ROANOKE TIMES 
                      Copyright (c) 1996, Roanoke Times

DATE: Wednesday, August 21, 1996             TAG: 9608210075
SECTION: BUSINESS                 PAGE: B-8  EDITION: METRO 
DATELINE: RICHMOND, VA.
SOURCE: Associated Press


LLOYD'S: BACKERS CAN SUE IF THEY CAN PROVE THE INSURER WAS FRAUDULENT IN BAILOUT PLAN

In a victory for investors in Lloyd's of London, the insurance market agreed Tuesday that investors can sue for fraud if they find Lloyd's lied to them in its $4.7 billion settlement proposal.

Bonnie Steingart, a Lloyd's attorney, told U.S. District Judge Robert Payne that Lloyd's was prepared to make a legal stipulation giving investors the right to sue if Lloyd's settlement documents prove to be fraudulent.

Payne ordered Lloyd's attorneys to submit the agreement in writing. One attorney for investors, while saying he wanted to see the final details, said he was pleased with the agreement.

The development is significant because there's been considerable confusion over what legal rights, if any, investors would have if they accepted controversial restructuring. About 34,000 Lloyd's investors worldwide, known as ``names,'' have until Aug. 28 to vote on the plan.

The development came as Lloyd's made closing arguments in the second day of a hearing on a lawsuit challenging the settlement. The hearing concluded about 9 p.m., with Payne telling attorneys he would rule by Thursday.

Lloyd's restructuring plan is crucial to the survival of the 308-year-old insurance company, which plays a major role in providing insurance for U.S. businesses.

Investors fear they may be shut out of court if they signed up for the settlement, which is aimed at handling insurance policies that threaten to ruin the company. Anyone who invests in Lloyd's pledges his entire net worth to make good on the insurance polices underwritten by Lloyd's.

Gigantic loses from pollution and asbestos lawsuits, as well as natural disasters between 1988 and 1992, left thousands of investors in desperate shape.

The restructuring plan proposes to put the money-losing policies into a new insurance company, thereby allowing investors to exit Lloyd's. But the investors have to pay a premium to get into the new insurance venture and agree not to sue Lloyd's or its agents for policies covered in the settlement.

The settlement documents contain broad disclaimers in which Lloyd's denies responsibility for ``any loss occasioned by any person'' who relies on financial information or statements within the thick, densely worded plan.

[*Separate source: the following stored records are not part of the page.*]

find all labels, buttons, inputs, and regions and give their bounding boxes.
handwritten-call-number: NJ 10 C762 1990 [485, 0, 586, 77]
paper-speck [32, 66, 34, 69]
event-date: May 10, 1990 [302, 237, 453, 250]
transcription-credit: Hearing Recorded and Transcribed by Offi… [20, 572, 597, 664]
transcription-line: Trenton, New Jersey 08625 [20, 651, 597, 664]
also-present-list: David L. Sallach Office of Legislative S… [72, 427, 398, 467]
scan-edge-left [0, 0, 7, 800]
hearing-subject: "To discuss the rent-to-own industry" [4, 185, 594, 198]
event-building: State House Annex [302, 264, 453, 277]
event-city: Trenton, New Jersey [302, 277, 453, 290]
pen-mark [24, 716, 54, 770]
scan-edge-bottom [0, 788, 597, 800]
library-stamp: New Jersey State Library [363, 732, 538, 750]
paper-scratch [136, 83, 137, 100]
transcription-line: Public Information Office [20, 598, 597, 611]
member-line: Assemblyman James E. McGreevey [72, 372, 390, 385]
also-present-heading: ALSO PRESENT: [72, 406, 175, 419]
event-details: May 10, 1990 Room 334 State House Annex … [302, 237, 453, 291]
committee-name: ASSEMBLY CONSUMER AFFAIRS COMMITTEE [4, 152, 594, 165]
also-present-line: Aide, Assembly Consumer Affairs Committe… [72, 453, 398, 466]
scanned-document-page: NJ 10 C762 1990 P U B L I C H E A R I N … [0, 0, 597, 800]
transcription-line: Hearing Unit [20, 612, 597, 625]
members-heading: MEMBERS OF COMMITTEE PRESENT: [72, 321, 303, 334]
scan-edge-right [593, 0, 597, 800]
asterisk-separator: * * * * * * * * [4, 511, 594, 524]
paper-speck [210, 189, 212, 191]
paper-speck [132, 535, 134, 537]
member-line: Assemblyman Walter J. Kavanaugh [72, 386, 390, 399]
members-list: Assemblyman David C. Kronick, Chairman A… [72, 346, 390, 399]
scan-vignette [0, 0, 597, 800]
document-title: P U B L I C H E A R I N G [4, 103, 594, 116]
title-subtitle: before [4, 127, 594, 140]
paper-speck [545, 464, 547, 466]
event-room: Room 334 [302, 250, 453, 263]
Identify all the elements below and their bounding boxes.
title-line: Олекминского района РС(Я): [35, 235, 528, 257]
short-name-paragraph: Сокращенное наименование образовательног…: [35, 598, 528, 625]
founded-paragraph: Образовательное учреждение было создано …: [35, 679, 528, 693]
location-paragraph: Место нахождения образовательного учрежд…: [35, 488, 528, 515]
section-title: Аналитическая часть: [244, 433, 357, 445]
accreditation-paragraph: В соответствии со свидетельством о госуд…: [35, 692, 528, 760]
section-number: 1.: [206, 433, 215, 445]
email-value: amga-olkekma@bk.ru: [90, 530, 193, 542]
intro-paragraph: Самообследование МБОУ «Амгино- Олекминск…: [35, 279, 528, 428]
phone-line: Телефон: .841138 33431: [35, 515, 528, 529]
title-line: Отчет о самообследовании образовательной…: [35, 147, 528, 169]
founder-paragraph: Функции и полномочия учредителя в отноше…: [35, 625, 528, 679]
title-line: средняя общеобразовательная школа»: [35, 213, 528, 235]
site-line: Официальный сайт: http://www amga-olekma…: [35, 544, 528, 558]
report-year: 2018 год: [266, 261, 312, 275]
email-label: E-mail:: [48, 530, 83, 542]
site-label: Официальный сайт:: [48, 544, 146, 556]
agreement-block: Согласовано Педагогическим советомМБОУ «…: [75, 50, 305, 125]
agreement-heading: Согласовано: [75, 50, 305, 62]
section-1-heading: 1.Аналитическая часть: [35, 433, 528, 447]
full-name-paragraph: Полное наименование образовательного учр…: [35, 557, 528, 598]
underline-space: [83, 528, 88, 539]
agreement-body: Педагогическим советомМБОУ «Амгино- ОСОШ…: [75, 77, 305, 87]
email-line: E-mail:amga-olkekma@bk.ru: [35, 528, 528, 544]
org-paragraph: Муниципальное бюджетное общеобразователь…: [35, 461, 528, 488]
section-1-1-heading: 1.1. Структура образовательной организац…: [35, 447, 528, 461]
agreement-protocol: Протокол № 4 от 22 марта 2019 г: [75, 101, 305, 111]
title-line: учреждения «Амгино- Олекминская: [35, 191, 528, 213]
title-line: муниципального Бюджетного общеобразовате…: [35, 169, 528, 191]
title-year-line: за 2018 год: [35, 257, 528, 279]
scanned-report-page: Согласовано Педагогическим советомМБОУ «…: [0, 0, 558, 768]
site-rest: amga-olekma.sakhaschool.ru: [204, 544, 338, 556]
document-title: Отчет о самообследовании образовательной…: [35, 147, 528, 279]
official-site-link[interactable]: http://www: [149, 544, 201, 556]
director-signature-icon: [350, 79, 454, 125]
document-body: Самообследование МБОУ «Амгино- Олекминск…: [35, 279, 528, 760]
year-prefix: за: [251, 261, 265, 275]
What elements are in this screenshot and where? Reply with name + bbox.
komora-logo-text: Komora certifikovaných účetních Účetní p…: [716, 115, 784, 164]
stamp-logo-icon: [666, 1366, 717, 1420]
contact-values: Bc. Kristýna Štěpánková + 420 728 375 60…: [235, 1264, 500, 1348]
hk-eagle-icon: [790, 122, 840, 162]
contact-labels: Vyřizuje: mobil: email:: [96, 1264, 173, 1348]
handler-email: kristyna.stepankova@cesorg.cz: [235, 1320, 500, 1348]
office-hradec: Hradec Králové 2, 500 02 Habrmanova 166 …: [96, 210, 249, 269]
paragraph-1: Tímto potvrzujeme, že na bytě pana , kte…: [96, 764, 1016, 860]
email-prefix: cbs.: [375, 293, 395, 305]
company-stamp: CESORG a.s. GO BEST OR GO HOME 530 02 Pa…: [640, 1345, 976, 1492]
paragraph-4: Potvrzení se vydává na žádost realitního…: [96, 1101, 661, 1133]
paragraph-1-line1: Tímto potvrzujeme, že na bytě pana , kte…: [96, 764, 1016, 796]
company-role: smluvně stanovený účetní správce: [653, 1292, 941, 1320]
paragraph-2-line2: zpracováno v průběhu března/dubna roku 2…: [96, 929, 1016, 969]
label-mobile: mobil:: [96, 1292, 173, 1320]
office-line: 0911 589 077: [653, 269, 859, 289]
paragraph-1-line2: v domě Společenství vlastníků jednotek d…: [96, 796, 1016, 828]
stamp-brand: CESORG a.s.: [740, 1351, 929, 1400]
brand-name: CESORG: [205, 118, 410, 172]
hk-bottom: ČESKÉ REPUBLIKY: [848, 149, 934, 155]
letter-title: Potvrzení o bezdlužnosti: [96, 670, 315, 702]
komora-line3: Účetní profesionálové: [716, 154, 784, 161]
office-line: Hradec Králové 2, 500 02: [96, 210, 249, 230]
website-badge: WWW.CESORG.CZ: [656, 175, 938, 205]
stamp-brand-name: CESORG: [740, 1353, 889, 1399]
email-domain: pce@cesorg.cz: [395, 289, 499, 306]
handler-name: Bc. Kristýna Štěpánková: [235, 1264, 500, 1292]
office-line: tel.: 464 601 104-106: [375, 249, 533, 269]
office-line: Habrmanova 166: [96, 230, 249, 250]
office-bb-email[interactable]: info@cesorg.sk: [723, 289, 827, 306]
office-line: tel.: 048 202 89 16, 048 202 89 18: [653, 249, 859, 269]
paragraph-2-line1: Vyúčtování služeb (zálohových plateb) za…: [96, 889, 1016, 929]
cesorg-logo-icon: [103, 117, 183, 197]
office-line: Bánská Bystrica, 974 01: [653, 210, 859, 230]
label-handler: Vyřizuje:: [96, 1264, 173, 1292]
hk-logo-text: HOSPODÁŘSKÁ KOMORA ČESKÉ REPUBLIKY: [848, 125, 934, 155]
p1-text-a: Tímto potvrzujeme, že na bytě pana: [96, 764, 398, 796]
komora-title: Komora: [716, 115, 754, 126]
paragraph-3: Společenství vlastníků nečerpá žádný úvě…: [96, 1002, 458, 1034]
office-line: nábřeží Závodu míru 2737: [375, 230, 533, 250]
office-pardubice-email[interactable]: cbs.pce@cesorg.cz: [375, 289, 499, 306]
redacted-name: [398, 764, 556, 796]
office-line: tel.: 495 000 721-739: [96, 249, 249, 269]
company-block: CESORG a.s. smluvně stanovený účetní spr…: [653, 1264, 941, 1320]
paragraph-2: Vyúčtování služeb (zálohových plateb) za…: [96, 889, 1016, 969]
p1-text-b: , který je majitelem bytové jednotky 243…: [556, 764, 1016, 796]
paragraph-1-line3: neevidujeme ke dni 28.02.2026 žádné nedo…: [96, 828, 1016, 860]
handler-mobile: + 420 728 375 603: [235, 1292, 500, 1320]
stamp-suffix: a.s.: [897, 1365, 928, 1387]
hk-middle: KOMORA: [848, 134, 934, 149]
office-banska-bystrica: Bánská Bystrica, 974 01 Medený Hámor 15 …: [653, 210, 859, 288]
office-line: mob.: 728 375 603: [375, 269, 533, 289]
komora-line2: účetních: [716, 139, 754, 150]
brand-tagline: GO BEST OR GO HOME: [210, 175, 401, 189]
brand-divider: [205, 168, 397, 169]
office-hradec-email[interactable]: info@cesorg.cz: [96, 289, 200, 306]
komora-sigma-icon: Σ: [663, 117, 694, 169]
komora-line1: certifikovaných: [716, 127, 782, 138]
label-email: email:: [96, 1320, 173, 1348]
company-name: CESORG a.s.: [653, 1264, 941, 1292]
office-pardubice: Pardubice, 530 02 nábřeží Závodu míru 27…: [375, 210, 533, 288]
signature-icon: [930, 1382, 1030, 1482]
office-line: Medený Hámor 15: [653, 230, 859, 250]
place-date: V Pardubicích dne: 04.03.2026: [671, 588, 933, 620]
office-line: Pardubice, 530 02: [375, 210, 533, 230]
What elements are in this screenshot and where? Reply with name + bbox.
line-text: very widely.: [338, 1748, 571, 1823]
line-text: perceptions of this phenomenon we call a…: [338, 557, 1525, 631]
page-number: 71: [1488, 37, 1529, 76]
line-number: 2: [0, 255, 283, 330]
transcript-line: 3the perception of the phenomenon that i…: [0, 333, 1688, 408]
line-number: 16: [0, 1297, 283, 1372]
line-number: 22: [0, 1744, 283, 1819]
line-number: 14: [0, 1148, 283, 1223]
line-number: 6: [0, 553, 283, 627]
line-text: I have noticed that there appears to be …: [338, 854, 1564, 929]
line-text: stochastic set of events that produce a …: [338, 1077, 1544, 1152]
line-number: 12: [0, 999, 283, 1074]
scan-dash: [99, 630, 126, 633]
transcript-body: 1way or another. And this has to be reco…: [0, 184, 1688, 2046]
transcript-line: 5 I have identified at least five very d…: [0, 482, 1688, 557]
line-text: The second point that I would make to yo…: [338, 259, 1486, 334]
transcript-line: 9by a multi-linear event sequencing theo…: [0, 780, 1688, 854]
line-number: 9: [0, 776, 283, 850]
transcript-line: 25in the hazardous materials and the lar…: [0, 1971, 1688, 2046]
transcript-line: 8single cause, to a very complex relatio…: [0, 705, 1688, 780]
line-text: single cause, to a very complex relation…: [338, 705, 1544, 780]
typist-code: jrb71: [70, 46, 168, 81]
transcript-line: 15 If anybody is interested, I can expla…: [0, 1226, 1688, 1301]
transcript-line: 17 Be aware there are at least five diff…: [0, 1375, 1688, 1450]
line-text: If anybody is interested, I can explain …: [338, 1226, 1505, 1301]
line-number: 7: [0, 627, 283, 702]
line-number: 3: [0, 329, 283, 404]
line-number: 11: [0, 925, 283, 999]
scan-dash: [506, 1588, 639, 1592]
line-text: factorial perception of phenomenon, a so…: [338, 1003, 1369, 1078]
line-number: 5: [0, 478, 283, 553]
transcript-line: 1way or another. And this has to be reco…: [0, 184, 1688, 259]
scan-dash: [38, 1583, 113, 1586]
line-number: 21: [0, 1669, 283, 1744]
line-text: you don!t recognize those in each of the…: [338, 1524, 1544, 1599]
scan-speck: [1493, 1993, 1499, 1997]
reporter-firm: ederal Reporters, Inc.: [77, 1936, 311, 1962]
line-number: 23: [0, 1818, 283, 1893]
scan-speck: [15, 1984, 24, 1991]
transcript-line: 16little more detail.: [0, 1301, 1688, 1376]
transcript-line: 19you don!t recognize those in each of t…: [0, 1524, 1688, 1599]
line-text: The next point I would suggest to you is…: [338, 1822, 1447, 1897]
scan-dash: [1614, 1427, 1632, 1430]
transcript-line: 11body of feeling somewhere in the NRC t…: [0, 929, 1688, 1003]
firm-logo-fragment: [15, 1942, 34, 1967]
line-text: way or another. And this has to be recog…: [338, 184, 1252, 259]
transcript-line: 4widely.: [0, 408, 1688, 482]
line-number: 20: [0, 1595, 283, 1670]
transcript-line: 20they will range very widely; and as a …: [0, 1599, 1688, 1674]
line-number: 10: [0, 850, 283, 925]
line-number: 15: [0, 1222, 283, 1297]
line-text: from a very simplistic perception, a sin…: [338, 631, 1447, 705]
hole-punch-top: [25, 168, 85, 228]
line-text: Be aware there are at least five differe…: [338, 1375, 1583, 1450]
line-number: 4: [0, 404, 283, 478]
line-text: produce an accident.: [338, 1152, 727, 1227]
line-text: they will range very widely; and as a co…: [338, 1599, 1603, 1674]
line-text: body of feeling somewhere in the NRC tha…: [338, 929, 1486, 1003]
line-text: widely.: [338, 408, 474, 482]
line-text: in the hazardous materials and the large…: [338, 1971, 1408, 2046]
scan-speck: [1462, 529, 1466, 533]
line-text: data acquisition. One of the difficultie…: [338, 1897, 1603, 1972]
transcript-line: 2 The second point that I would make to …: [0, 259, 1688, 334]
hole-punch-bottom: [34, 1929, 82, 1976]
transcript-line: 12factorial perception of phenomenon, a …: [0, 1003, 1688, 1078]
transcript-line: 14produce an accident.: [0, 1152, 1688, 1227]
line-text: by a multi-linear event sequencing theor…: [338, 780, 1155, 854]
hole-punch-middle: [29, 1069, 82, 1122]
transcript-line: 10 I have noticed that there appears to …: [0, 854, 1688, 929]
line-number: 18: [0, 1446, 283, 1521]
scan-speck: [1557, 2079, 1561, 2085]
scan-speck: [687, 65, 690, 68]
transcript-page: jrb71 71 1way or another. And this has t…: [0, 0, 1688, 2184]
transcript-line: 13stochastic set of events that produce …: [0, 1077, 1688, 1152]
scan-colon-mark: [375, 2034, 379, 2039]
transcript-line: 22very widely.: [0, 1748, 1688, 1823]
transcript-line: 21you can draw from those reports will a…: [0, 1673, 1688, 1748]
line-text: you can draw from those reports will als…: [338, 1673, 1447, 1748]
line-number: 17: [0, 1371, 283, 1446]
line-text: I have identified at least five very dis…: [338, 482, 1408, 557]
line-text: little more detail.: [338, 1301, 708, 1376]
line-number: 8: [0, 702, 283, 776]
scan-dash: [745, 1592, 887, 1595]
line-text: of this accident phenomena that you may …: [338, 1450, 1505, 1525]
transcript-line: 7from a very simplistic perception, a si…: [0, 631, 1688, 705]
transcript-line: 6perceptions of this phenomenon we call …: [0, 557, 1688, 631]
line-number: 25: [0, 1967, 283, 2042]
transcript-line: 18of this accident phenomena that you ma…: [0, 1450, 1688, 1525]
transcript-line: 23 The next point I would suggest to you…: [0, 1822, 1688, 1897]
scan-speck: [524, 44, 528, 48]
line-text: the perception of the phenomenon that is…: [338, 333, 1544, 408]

Under questioning by Payne, Lloyd's chief executive officer Ronald Sandler admitted Monday that investors could sue if information in their personal settlement proposal was found to be false.

``My understanding is that names still retain rights in the event of fraudulent misrepresentation,'' Sandler told the judge.

Later, Payne observed with sarcasm: ``You recognize that the document may not suggest that quite as clearly as you just did. But you were unequivocal

Since Monday, Payne has been holding a hearing on a lawsuit filed by Lloyd's dissident American investors seeking to delay Lloyd's restructuring plan until more financial information is disclosed.

Earlier in the day, Payne asked if Sandler and a senior British diplomat lobbied the Securities and Exchange Commission last week concerning Lloyd's rescue plan.

Payne also criticized the SEC for failing to appear during the hearing or take an position on whether Lloyd's dealings violate securities laws.

Payne said the SEC, by trying to remain on the sidelines, was engaging in unlawful activity.

The SEC, responding late Friday, informed the court it wouldn't take sides in the lawsuit, but supported the right of American investors to sue in U.S. courts.

Sandler told Payne that he didn't discuss what the SEC should say in response to the judge's order. Sandler said he didn't encourage the agency's neutrality in the case either.